In September 2018, we obtained funds from the issuance of a Secured Promissory Note that is described above. Our net proceeds from that transaction have been used to repay outstanding debt, to fund the professional fees in connection with such transaction and the Asset Acquisition Transaction, for use in our beverage operations and for working capital. We anticipate that we will attempt to raise additional capital from the sale of our securities during the next two quarters to fund or operations. There are no assurances, however, that we will be able raise the necessary additional capital to fund our operations in the beverage industry.

As described in Part II Item 3, the lender under the Secured Promissory Note has notified us of a claimed default under the Note. The Note is secured by all of the assets of the Company. We currently do not have cash available to repay the Note and there is no assurance that we will ever have liquid assets necessary to repay the Note.





Employees


As of the date of this report, we have no employees. Subject to adequate financing and business needs we will retain employees, third party consultants, agents and other service providers on an as needed basis.

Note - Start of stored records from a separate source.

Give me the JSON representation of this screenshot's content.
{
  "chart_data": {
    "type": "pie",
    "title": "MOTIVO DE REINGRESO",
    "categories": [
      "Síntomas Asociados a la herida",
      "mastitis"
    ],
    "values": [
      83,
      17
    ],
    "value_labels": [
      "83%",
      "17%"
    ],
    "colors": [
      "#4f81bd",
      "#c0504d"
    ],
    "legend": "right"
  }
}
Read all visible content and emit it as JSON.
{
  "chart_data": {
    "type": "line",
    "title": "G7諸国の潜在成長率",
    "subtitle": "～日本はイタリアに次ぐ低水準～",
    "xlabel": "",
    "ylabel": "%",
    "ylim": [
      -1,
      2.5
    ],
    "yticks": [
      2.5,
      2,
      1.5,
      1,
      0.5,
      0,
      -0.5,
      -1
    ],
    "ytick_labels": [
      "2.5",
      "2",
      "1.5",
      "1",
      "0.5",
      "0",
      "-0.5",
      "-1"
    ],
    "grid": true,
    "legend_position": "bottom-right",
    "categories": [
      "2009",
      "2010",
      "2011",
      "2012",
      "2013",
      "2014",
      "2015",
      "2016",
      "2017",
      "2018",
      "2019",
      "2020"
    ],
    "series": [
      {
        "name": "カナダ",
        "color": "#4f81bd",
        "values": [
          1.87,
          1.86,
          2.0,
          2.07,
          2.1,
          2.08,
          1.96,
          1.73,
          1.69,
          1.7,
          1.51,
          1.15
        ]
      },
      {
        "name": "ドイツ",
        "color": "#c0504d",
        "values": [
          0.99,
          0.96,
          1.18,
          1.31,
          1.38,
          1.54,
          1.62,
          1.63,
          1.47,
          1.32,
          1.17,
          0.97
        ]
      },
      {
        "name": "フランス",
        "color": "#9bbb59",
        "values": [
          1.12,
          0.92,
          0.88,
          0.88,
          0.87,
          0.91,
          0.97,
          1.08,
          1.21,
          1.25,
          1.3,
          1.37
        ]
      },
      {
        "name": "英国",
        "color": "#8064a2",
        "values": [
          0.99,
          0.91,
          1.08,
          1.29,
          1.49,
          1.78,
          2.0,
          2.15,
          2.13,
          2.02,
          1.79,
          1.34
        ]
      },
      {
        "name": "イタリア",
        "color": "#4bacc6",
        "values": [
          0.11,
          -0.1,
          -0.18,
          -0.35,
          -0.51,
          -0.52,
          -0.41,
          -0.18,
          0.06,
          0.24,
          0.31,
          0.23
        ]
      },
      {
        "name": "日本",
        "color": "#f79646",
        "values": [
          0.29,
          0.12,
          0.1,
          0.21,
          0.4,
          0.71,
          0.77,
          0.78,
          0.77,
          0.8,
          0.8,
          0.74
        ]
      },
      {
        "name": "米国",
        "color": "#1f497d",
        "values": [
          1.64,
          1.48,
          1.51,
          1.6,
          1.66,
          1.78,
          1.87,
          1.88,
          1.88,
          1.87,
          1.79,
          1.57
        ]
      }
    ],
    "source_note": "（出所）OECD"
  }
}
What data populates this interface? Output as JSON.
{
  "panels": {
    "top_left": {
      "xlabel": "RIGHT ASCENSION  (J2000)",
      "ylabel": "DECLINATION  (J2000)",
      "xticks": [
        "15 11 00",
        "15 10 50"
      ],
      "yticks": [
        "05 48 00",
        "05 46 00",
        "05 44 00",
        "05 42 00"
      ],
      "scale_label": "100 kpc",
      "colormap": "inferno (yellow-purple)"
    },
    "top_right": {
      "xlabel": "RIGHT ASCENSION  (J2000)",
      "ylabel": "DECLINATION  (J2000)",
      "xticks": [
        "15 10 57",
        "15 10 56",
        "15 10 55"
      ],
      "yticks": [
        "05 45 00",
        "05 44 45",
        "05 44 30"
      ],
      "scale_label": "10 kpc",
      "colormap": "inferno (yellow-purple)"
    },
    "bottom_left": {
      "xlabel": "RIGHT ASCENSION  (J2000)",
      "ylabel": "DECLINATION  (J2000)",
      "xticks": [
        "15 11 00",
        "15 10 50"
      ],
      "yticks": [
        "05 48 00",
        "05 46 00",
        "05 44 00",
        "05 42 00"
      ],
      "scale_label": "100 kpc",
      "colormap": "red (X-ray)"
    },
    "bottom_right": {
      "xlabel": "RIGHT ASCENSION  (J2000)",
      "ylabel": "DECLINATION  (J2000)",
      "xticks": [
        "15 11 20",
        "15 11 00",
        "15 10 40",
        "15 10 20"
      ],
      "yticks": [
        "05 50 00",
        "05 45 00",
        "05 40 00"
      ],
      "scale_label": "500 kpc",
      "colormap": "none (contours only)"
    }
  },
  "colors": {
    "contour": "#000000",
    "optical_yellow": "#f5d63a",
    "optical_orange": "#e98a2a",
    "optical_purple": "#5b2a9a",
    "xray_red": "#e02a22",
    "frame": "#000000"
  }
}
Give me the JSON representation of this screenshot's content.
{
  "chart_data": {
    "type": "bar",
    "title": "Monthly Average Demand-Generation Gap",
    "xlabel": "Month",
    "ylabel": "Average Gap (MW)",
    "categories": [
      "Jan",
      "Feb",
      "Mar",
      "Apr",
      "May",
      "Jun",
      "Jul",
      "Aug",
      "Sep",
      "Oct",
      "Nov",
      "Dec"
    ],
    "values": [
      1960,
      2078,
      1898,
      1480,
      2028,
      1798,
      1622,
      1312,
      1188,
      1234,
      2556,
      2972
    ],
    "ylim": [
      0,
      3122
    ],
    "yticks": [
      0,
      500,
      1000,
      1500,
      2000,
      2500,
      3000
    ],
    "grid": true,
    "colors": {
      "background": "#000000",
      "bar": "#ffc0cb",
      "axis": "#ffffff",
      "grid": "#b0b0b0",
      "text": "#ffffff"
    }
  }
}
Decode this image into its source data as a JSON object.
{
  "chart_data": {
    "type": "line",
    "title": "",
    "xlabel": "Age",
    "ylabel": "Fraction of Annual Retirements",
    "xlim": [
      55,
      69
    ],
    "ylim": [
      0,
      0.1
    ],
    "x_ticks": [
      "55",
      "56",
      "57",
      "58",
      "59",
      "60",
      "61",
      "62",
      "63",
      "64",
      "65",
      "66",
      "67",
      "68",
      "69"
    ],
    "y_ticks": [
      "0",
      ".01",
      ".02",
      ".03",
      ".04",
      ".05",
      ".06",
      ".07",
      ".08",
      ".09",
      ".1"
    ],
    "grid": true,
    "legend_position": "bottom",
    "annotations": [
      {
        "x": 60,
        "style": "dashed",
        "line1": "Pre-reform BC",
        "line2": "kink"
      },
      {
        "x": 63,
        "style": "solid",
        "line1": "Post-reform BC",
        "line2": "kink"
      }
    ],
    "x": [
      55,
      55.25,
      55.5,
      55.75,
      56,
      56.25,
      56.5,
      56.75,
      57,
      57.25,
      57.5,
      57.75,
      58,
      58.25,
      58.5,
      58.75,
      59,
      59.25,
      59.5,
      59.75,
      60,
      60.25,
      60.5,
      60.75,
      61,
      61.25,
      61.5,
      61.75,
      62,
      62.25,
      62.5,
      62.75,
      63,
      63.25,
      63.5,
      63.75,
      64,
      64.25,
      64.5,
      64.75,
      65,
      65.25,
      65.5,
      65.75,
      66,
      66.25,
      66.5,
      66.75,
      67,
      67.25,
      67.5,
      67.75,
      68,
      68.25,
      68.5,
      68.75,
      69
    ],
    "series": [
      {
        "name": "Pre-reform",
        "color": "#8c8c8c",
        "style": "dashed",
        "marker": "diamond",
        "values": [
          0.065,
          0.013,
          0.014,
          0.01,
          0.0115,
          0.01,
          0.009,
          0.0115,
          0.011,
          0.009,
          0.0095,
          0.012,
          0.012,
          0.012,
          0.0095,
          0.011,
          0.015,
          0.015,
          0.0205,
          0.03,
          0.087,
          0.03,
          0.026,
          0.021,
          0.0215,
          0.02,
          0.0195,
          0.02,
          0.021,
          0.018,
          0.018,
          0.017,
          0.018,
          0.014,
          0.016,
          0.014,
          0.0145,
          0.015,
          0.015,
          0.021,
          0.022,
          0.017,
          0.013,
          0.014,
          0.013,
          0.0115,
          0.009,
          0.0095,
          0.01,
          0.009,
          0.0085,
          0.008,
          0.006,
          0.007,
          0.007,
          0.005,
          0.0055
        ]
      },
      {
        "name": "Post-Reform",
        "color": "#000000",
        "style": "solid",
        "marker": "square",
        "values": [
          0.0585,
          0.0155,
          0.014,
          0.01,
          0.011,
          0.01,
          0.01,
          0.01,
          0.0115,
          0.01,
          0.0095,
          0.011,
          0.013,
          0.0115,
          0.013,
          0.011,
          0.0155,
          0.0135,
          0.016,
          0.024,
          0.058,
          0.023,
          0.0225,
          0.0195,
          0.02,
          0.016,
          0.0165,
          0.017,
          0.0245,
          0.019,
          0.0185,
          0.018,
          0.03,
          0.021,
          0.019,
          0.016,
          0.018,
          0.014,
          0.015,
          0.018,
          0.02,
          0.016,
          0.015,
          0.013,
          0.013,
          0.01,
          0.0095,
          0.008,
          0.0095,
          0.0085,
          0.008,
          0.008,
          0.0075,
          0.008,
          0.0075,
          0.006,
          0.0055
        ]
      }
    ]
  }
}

Off-Balance Sheet Arrangements

The Company did not have any off-balance sheet arrangements that had or are reasonably likely to have a current or future effect on the Company's financial condition, changes in financial condition, revenues or expenses, results of operations, liquidity, capital expenditures or capital resources that are material to investors. The term "off-balance sheet arrangement" generally means any transaction, agreement or other contractual arrangement to which an entity unconsolidated with the Company is a party, under which the Company has (i) any obligation arising under a guarantee contract, derivative instrument or variable interest; or (ii) a retained or contingent interest in assets transferred to such entity or similar arrangement that serves as credit, liquidity or market risk support for such assets.